Last month I found a girl. A girl who professed to love me. A girl that holds me and tells me I am her everything. She tells me every day how much she loves me and how lucky she is to have me. It's everything that I could ever want. And slowly--so very slowly--I am growing closer to her. Because I am still so very afraid. Afraid of my own feelings, afraid of being loved, afraid of letting someone close again.
I'm terrified of LOVE. The one thing I used to live for. The thing that made me believe the world was so fucking amazing it took my breath away. And I'm afraid of it now. Afraid of that closeness. Afraid that I'll get attached again, and that when I watch her walk away like he did I won't be able to pick myself up, I so barely scraped by last time. I'm still scraping by now. I'd be lying if I said otherwise. Lying to myself, lying to everyone around me.

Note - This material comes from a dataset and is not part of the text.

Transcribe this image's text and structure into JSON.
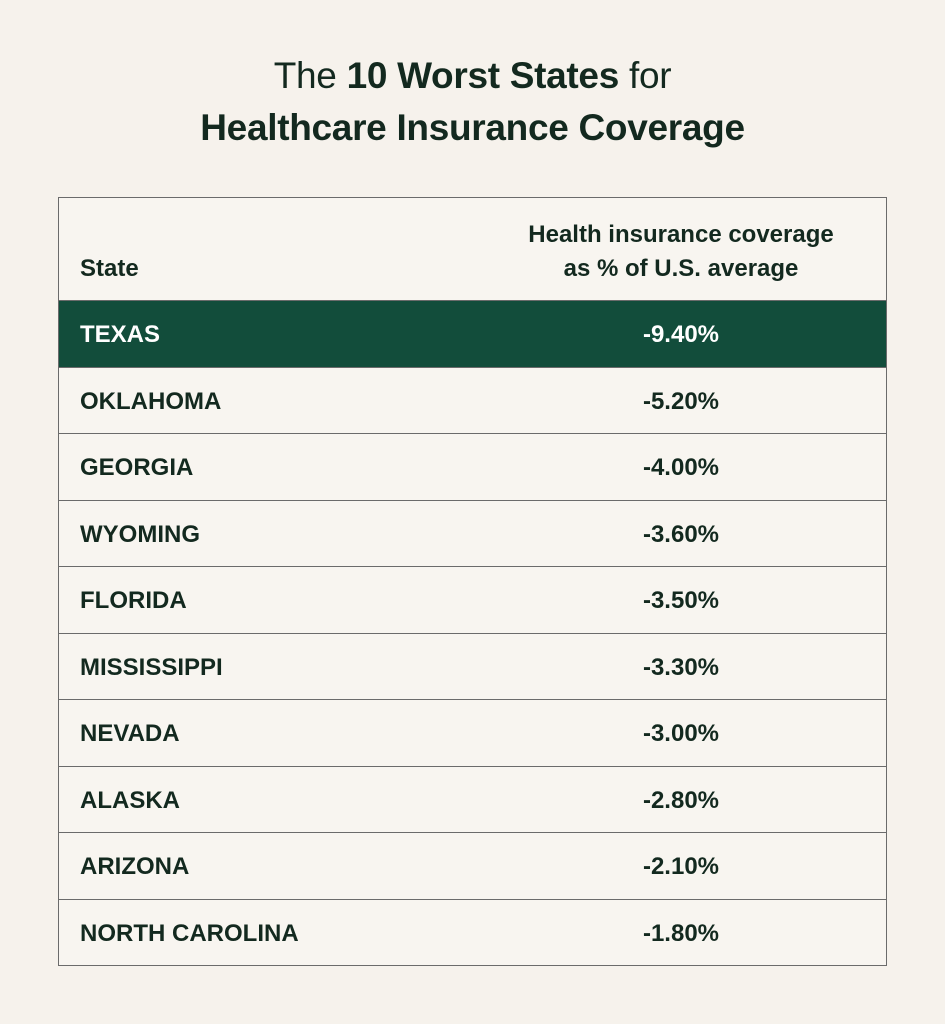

My friends see it more readily than I am willing to admit it. The love that is still in my eyes. The way my smile springs so readily to my lips around him. And I hate myself for it. I hate myself for still loving him. Because he loves my best friend. I should have better control over myself. I know that pain. I KNOW how it feels to see the person you love be in love with your best friends. And I can't stop. I can't stop loving that moron.
And all of this terrifies me. Absolutely terrifies me. Because I have found someone who is devoted to me. Someone who makes me smile and laugh. Who tells me every day the things I never thought anyone would tell me ever again. She makes me feel wanted...makes me feel like I am perfect...when the last person who told me I was everything threw me away like nothing.
I'm so lost. And on top of that I have to deal with my grandmother being diagnosed with brain cancer. I don't know what to do.